I blinked. “You are?”

He blinked back at me. “Yes, of course! It was a fair contest. I have no quarrel with you. Many wondered what befell you when you vanished. I would hear your tale. Will you accept the hospitality of my roof?”

I relaxed. “It would be an honor.”

With a bewildered Aleksei trailing behind me, I followed Vachir into his ger. He introduced us to his wife, Arigh, who served us bowls of hot, salty tea, the steaming liquid’s surface slick with butter-fat.

Beneath the felted dome, I told them how the Great Khan Naram had betrayed me to the Vralians. It was impulsive, aye, but all my instincts told me I could trust them. They listened with disapproval, shaking their heads.

“Batu’s tribe had acknowledged you as kin,” Arigh said firmly. “Not even the Khan himself had the right to do what he did.”

“Moirin, you will explain all this to me, will you not?” Aleksei asked in a low voice.

I nodded. “My lord, my lady, do you know what happened to Bao? General Arslan’s son who wed the Khan’s daughter?”

They exchanged a glance and shook their heads. “That young man vanished, too,” Vachir said. “No one knows where or why. Only that the Great Khan’s daughter Erdene was very angry at her father.”

I sighed.

“Are you seeking the young man?” Arigh asked in a gentle voice.

“Aye.” I spared a guilty glance at Aleksei. “He’s nowhere close, though. Far away. Right now, I come seeking to purchase a bow for the journey. My quest led me to you.”

Husband and wife exchanged another look. Arigh rose and went to the back of the ger, returning with a Tatar-style bow smaller than the one Vachir had been working on outside, as well as a quiver of arrows.

“For you,” she said simply. “My husband made it for me. I wish you to have it.”

“Your own?” I shook my head. “No, I cannot accept it.”

She thrust it at me. “You can.”

“Take it, please,” Vachir added. “I will make her another. It will go a little way toward settling the debt you are owed.”

I closed my fingers around the bow. “You’re sure?”

Vachir smiled, his eyes crinkling. “Would you have me set a price on it? I will, then. Give me a chance to reclaim my honor. Grant me a rematch, here and now.” He saw me hesitate. “You are fearful. I promise you, no one among us will endanger you. I have granted you hospitality. I swear by the sky itself, we will protect your secret as our own.”

“All right, then.” I smiled back at him. “A rematch.”

It being a Tatar encampment, naturally there was an archery range with targets already established. Word swept through the camp as we ventured out to the range, and folk abandoned their chores to watch.

“Moirin, this is foolish!” Aleksei pleaded with me. “Whatever you’re doing, I wish you wouldn’t.”

“It’s all right,” I said. “I trust them.”

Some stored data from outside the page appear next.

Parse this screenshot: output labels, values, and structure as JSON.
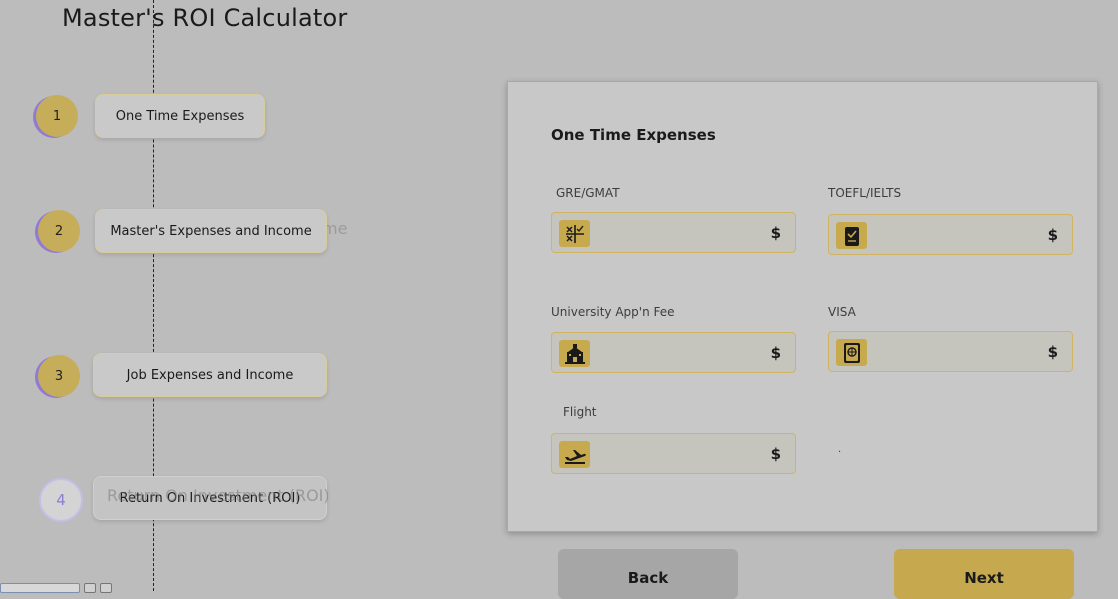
{
  "page": {
    "title": "Master's ROI Calculator"
  },
  "steps": [
    {
      "number": "1",
      "label": "One Time Expenses",
      "active": true
    },
    {
      "number": "2",
      "label": "Master's Expenses and Income",
      "active": true,
      "ghost_text": "me"
    },
    {
      "number": "3",
      "label": "Job Expenses and Income",
      "active": true
    },
    {
      "number": "4",
      "label": "Return On Investment (ROI)",
      "active": false,
      "ghost_text": "Return On Investment (ROI)"
    }
  ],
  "form": {
    "title": "One Time Expenses",
    "currency_symbol": "$",
    "fields": [
      {
        "label": "GRE/GMAT",
        "icon": "calculator-icon",
        "value": ""
      },
      {
        "label": "TOEFL/IELTS",
        "icon": "clipboard-check-icon",
        "value": ""
      },
      {
        "label": "University App'n Fee",
        "icon": "school-icon",
        "value": ""
      },
      {
        "label": "VISA",
        "icon": "passport-icon",
        "value": ""
      },
      {
        "label": "Flight",
        "icon": "airplane-takeoff-icon",
        "value": ""
      }
    ],
    "dot": "."
  },
  "buttons": {
    "back": "Back",
    "next": "Next"
  },
  "colors": {
    "accent": "#c6a94e",
    "accent_border": "#d0b460",
    "step_shadow": "#8f7ad6",
    "inactive_ring": "#c7bde9"
  }
}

He shook his head in mute dismay.

Vachir and I agreed to a simple contest—the best of three shots at the distance at which we had last competed. He let me take a couple of practice shots to accustom myself to the feel of a new bow. It was different, very different, from the yew-wood bow my uncle Mabon had made me. It was shorter and stiffer, and the ends curved sharply outward, making for a tighter, more concentrated draw, the bow recoiling sharply when the string was loosed.

On my first shot, I missed the target altogether, provoking good-natured laughter from the onlookers. But I got the feel of it and adjusted quickly, acquitting myself well enough with my three official shots.

And then Vachir stepped up to the mark, drawing and releasing three times in quick succession, clustering three arrows in the center of the crude red heart painted on the stuffed target.

I laughed and bowed to him in the Ch’in manner, one hand clasped over the other. “Your honor is restored.”